With a third New Hampshire utility company announcing rate hikes this week, voter frustration with inflation and energy prices is almost certain to increase between now and Election Day. During a Wednesday appearance on the Jack Heath radio show, Democratic gubernatorial candidate Sen. Tom Sherman once again blamed Gov. Chris Sununu for the high cost of electricity, claiming rates have risen higher in the Granite State than in Massachusetts or Maine.
However, data from the EIA show that, like his previous claims about Sununu’s energy policy, Sherman’s statement is false.
With Republicans the party of “Drill, Baby, Drill” and Democrats embracing embargoes on new petroleum production and blocking “fracked gas” from New England, energy prices are a problematic issue for Democrats. That’s particularly true for green-energy progressives like Sherman.
On Tuesday, the New Hampshire Electric Cooperative (NHEC) announced an increase in its Co-op Power Charge from 9.62 cents per kilowatt-hour (kWh) to 16.98 cents per kWh, effective August 1, 2022. The net impact on ratepayers will be an increase in their monthly bills of about 35 percent.
Customers of the state’s two other major electric utilities, Eversource and Liberty Utilities, will see even bigger bumps in their bills.
“Altogether, a typical residential bill will go up by something like 50 or 60 percent,” writes New Hampshire Consumer Advocate Donald Kreis, “the most staggering one-time rate increase in the history of staggering one-time rate increases.”
The reason for higher rates is the rising price of natural gas to generate electricity, particularly for the New England grid.
“Electricity prices jumped 51 percent in the first quarter of 2022 in the PJM Interconnection wholesale market, partly driven by an increase in natural gas prices,” according to industry reports. PJM serves the Mid-Atlantic and Midwest regions.
“In New England, wholesale power costs soared 83 percent in the first three months this year compared with the same period last year.”
After years of advocating legislation that would raise utility bills as part of a push to renewable energy sources, Sherman is now trying to turn the tables and blame Sununu for the coming rate hikes.
Until recently, Sherman claimed “Sununu’s PUC” was allowing rate hikes that could be prevented — a claim shot down by Kreis, among others. He also claimed the governor vetoed green energy proposals that would have resulted in lower utility bills today. That claim, too, has been debunked.
Now Sherman says Sununu’s policies have increased energy rates faster in New Hampshire than in neighboring states.
“You don’t see Maine and Massachusetts having the same level of rate increases that we’re seeing in New Hampshire. And why is that? Because they actually have embraced moving forward with alternative sources of energy,” Sherman said Wednesday.
In fact, between 2016 and 2021, the average cost of a kilowatt of electricity rose in Massachusetts by nearly 21 percent, according to the EIA. Over that same period, costs in New Hampshire rose just 8 percent.

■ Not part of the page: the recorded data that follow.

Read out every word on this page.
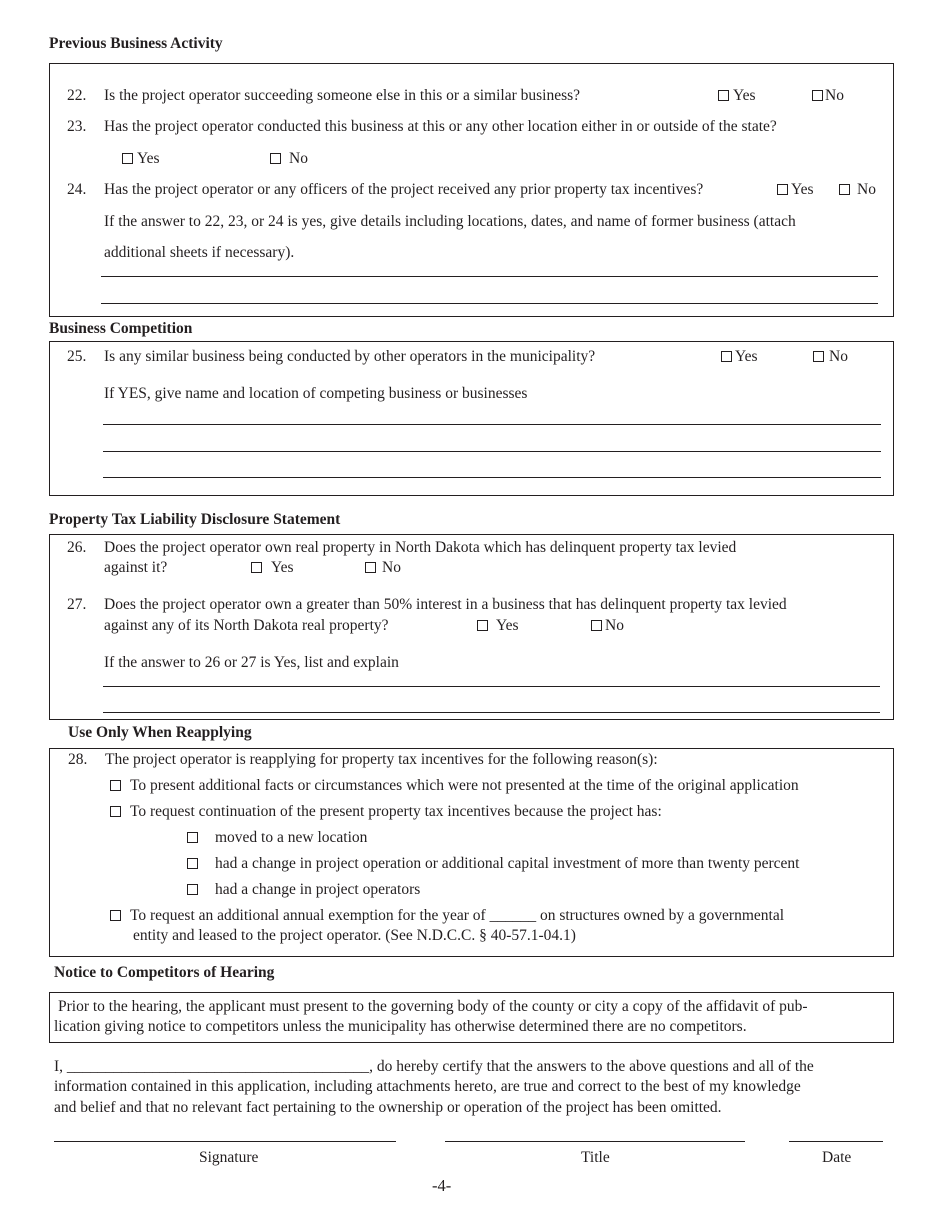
Previous Business Activity
22. Is the project operator succeeding someone else in this or a similar business?	Yes	No
23. Has the project operator conducted this business at this or any other location either in or outside of the state?
Yes	No
24. Has the project operator or any officers of the project received any prior property tax incentives?	Yes	No
If the answer to 22, 23, or 24 is yes, give details including locations, dates, and name of former business (attach
additional sheets if necessary).
Business Competition
25. Is any similar business being conducted by other operators in the municipality?	Yes	No
If YES, give name and location of competing business or businesses
Property Tax Liability Disclosure Statement
26. Does the project operator own real property in North Dakota which has delinquent property tax levied
against it?	Yes	No
27. Does the project operator own a greater than 50% interest in a business that has delinquent property tax levied
against any of its North Dakota real property?	Yes	No
If the answer to 26 or 27 is Yes, list and explain
Use Only When Reapplying
28. The project operator is reapplying for property tax incentives for the following reason(s):
To present additional facts or circumstances which were not presented at the time of the original application
To request continuation of the present property tax incentives because the project has:
moved to a new location
had a change in project operation or additional capital investment of more than twenty percent
had a change in project operators
To request an additional annual exemption for the year of ______ on structures owned by a governmental
entity and leased to the project operator. (See N.D.C.C. § 40-57.1-04.1)
Notice to Competitors of Hearing
Prior to the hearing, the applicant must present to the governing body of the county or city a copy of the affidavit of pub-
lication giving notice to competitors unless the municipality has otherwise determined there are no competitors.
I, _______________________________________, do hereby certify that the answers to the above questions and all of the
information contained in this application, including attachments hereto, are true and correct to the best of my knowledge
and belief and that no relevant fact pertaining to the ownership or operation of the project has been omitted.
Signature	Title	Date
-4-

Numbers from Eversource are even more telling. In 2017, they charged customers in eastern Massachusetts 21.7 cents per kilowatt. New Hampshire customers paid Eversource an average of 20.4 cents. In 2019, New Hampshire was paying just 20.3 cents, while in the Boston area, the rates were 25.5 cents. The COVID lockdown caused prices to drop in both states, but New Hampshire’s rates were consistently lower (See chart).
It is true that, because utility companies in New Hampshire are buying now and Massachusetts and Maine are on a different contract schedule, rates will rise in the Granite State before they do in the Bay State. But that’s a timing issue unrelated to energy policy.
As Kreis writes regarding rate differences between the NH Co-op and the other two utilities:
“Active portfolio management – chiefly, ‘laddering’ wholesale contracts so they don’t expire all at once – explains the difference. To their credit, both the PUC and Governor Sununu have publicly called for a reexamination of energy service procurement practices for all electric utilities.”
Democrats like Sherman have been promoting green energy policies in the name of fighting climate change, and from that standpoint, they may be advancing the best public policy. That’s a matter of debate. But nobody disputes — or didn’t until now — that raising the Renewable Portfolio Standards or requiring ratepayers to subsidize costly investments in expanding solar would increase utility rates. It was an issue of tradeoffs: pay more today to protect the environment tomorrow.
But with “staggering rate increases” scheduled to hit just weeks before Election Day, Democrats are trying pull their policies off the table.
“The cause of rising energy costs in New England comes from both inside and outside the Granite State,” says Rep. Michael Vose (R-Epping), chairman of the House Science, Technology, & Energy Committee. “Here at home, efforts over the years to block hydroelectric transmission corridors and natural gas pipelines put us on a path to fuel and power shortages. Much blame also rests with the current federal administration’s policies that either prohibit pipelines, like Keystone XL, or make gas pipelines harder and more expensive to build.”